O escopo da censura e consequente proibição e punição deste tipo de condutas é, precisamente, o de acautelar os riscos que acrescem a uma actividade já de si perigosa (o exercício da condução de um veículo automóvel), quando o agente que tripula tal viatura tem as suas capacidades psíquicas e motoras afectadas pela ingestão de bebidas alcoólicas.
Este comportamento ilícito é punido a título principal, com uma pena cuja moldura se mostra variável e que vai de um mês a 1 ano de prisão.
ii. Por seu turno, como refere Figueiredo Dias, in Direito Penal Português, As Consequências Jurídicas do Crime, §§ 88 e 232, a pena acessória tem uma função preventiva adjuvante da pena principal, cuja finalidade não se esgota na intimidação da generalidade, mas dirige-se também, ao menos em alguma medida, à perigosidade do agente, reforçando e diversificando o conteúdo penal sancionatório da condenação.
A pena acessória tem assim uma natureza e função, em que predomina o elemento de prevenção especial, pois a conduta arriscada do agente impõe um período de reflexão, com afastamento efectivo da actividade que gerou o perigo, a título cautelar.
iii. Assim, e ao inverso do que o recorrente afirma, a imposição de tal pena acessória não depende de um raciocínio de adequação, de discricionariedade judicial, antes sendo determinada por vontade legislativa expressa – isto é, verificando-se o preenchimento dos elementos constantes na previsão normativa (art.º 69 do C. Penal), o sancionamento do comportamento criminal de um agente determinará que lhe tenha de ser imposta uma pena acessória, cumulativamente com a pena principal.

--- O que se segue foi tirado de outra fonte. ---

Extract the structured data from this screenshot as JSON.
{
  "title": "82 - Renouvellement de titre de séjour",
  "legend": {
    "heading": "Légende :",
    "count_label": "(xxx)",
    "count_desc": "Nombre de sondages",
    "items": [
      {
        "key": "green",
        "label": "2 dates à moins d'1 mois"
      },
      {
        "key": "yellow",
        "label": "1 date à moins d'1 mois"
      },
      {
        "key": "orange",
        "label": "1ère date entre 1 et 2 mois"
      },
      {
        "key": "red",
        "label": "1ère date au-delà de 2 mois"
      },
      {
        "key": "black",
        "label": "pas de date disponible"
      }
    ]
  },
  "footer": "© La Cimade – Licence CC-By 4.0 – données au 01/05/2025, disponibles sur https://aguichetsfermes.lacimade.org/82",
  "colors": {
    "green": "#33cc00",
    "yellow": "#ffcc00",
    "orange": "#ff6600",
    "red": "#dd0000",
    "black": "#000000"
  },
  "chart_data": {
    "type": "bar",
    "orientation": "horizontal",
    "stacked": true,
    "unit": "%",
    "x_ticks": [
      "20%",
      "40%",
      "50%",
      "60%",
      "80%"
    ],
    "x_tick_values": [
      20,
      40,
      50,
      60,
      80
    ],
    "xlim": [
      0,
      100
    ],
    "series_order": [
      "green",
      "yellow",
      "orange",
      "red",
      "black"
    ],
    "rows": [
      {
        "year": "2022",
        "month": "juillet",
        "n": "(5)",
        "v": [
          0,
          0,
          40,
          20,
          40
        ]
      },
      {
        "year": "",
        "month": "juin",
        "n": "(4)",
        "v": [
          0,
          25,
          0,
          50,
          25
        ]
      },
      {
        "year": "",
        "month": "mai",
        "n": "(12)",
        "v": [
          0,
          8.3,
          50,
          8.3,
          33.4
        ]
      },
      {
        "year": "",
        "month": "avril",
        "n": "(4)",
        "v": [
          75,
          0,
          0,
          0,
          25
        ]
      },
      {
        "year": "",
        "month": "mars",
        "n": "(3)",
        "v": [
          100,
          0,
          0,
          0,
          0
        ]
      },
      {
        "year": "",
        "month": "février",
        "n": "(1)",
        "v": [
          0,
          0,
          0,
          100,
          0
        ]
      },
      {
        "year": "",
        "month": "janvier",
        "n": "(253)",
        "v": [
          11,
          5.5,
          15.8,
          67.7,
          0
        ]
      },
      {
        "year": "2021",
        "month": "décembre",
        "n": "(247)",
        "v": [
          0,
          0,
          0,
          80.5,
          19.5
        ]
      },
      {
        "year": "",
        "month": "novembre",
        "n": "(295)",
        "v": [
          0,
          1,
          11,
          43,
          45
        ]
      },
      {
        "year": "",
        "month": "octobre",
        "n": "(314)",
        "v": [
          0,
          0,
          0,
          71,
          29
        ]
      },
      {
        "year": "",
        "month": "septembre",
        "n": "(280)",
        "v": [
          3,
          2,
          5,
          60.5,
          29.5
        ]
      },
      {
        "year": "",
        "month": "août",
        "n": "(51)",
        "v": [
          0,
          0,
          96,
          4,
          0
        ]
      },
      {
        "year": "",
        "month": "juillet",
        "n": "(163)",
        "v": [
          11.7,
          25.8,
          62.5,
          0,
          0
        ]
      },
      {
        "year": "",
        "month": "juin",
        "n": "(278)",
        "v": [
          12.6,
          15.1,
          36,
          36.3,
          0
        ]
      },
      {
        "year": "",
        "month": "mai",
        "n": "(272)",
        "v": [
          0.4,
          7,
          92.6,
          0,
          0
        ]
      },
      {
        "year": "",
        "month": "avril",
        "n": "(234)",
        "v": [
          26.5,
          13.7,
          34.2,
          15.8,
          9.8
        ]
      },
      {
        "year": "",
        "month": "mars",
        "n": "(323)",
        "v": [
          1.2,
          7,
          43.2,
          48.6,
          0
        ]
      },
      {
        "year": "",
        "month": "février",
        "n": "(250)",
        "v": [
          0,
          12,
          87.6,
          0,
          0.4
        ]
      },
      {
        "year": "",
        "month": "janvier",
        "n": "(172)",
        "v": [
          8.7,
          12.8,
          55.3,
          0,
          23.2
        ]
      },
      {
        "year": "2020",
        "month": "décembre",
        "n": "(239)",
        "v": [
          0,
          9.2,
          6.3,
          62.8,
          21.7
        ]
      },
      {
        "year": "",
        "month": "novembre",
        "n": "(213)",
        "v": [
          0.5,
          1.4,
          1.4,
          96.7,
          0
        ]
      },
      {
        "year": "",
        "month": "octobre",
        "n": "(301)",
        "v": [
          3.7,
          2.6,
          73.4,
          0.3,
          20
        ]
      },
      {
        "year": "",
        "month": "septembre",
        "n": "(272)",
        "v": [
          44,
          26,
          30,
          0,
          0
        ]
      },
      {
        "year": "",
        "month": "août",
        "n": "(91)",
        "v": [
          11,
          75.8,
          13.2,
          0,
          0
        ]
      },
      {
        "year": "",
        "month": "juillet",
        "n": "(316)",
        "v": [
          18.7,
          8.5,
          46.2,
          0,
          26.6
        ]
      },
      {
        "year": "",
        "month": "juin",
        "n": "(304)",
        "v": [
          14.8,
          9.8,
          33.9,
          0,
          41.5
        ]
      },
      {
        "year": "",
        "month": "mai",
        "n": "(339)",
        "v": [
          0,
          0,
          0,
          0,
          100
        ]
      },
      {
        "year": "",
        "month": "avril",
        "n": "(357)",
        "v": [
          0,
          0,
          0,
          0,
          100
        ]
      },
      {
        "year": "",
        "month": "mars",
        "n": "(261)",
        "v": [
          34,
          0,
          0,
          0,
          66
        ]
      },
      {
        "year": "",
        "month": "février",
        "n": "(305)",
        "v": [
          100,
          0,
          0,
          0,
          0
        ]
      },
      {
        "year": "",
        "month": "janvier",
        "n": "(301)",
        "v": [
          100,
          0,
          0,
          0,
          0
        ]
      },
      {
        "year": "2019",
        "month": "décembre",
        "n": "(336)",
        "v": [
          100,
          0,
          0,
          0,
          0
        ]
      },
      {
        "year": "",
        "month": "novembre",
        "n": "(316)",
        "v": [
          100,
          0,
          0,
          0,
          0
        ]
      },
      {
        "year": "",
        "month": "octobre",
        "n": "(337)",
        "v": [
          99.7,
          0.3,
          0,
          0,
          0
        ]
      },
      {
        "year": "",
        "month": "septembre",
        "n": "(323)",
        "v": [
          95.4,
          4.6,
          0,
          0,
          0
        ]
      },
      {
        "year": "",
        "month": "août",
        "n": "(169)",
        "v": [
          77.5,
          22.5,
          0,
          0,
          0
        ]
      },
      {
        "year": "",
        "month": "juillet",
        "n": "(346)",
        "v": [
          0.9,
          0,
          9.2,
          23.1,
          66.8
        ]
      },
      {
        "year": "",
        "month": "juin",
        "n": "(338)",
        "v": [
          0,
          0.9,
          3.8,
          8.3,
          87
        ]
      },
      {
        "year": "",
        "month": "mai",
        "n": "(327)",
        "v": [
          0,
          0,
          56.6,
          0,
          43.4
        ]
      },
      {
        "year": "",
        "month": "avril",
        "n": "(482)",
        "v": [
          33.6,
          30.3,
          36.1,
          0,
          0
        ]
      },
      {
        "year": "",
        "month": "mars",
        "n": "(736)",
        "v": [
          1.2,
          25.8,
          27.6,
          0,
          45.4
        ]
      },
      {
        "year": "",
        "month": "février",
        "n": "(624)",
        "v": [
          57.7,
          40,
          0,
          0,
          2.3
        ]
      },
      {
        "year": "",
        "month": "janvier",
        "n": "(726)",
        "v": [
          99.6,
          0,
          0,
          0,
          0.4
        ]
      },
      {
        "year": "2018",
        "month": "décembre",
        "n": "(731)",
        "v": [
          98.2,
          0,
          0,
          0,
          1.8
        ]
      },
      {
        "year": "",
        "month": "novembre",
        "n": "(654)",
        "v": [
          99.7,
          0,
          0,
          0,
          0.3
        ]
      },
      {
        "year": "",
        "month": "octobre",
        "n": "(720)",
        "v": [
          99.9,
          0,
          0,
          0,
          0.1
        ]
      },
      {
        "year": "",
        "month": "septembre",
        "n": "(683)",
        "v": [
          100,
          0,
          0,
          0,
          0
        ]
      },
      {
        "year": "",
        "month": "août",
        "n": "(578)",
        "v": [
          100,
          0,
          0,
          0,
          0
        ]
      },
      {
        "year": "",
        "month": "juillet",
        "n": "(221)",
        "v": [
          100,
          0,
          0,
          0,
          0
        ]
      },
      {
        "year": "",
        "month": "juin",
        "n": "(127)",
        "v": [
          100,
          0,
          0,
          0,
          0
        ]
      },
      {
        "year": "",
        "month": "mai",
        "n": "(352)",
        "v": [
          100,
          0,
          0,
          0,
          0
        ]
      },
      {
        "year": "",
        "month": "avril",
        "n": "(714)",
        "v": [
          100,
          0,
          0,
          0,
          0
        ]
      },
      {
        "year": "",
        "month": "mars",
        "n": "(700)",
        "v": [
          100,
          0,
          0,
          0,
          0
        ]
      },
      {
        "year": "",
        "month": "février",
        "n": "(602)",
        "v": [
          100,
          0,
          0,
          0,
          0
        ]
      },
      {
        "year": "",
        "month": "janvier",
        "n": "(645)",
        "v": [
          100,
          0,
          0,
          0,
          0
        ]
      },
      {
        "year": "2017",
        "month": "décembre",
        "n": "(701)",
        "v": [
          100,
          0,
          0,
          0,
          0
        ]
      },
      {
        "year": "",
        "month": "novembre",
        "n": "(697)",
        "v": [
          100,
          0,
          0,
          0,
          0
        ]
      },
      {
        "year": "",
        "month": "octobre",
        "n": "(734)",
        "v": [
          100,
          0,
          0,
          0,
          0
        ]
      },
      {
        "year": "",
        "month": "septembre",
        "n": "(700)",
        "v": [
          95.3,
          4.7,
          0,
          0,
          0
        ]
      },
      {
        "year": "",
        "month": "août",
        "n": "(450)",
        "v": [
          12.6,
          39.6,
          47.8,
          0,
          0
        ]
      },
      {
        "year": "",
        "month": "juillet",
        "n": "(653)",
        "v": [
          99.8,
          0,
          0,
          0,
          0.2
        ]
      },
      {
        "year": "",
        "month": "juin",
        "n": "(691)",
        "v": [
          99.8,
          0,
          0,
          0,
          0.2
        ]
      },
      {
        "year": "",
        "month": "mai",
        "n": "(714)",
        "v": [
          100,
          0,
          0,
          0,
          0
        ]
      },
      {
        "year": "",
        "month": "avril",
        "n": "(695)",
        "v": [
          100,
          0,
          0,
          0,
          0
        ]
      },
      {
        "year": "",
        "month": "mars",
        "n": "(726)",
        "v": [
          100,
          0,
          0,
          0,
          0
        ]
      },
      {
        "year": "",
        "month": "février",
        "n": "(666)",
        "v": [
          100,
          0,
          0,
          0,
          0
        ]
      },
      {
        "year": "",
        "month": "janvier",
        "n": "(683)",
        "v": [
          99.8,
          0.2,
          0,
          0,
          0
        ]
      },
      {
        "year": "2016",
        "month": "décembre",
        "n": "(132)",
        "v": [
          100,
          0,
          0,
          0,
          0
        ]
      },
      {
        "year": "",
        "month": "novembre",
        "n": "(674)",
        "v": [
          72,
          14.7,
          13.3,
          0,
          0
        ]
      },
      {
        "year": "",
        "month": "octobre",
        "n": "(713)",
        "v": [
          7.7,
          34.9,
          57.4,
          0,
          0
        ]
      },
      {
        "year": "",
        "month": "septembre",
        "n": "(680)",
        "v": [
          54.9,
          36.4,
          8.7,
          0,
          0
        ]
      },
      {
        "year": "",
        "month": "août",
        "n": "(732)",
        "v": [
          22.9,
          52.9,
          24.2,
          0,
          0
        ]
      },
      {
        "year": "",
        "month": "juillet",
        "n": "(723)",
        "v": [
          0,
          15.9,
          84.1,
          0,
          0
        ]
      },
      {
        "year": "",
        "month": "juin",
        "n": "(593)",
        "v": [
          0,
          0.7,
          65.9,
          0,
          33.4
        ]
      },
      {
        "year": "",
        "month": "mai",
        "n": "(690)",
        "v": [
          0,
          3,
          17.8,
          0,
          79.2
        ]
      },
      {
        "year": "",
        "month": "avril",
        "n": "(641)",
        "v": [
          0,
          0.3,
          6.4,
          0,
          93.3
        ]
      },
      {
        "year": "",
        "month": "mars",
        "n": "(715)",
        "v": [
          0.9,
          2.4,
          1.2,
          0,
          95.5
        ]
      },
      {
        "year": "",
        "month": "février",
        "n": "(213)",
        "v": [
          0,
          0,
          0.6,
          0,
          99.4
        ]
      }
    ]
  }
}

iv. Neste mesmo sentido se pronunciou, entre muitos outros, o acórdão do TRC, processo 1662/16.2PBVIS.C1, de 22-11-2017 (in www.dgsi.pt): I - Pela redacção introduzida no artigo 69.º, n.º 1, do CP, pela Lei n.º 77/2001, de 13 de Julho, o legislador fez desaparecer as menções referentes a qualquer pressuposto material que ultrapassasse a objectiva condenação por qualquer um dos crimes. II - O que revela claramente o seu entendimento de que nos casos referenciados naquele normativo, a condenação em pena acessória não depende da verificação de quaisquer especiais circunstâncias que justifiquem a necessidade da sua aplicação, mas unicamente do cometimento de um dos crimes enumerados e sempre cumulando com a pena principal (neste sentido, v.g. Acórdão do Tribunal Constitucional nº 53/2011[ ], acessível em www.tribunalconstitucional.pt e Acórdão da Relação de Coimbra de 9 de Setembro de 2009, acessível em www.dgsi.pt).
v. De igual modo, é há muito jurisprudência pacífica (inclusive em sede de TC), que a imposição de tal pena acessória não ofende qualquer norma constitucional, mormente o disposto no art.º 34 nº4 da CRP, (vide ac. do TC 139/2012), assim como não ofende o direito ao trabalho (vide, neste sentido, ac. do TRP de 3/3/2010, proc.1418/09.9PTPRT.P1, in www.dgsi.pt: A pena acessória de proibição de conduzir veículos com motor, prevista no art.º 69º, 1 do C. Penal, não viola o art.º 58º, n.º 1 da CRP, segundo o qual “todos têm direito ao trabalho”. Com efeito, o que está em causa com a proibição de conduzir veículos com motor é a restrição de um direito civil que só colateralmente atinge o direito ao trabalho. Este, no entanto, na vertente do direito à segurança no emprego, não constitui um direito absoluto, podendo ser legalmente constrangido, desde que se mostre justificado, proporcional e adequado à preservação de outros direitos ou garantias constitucionais.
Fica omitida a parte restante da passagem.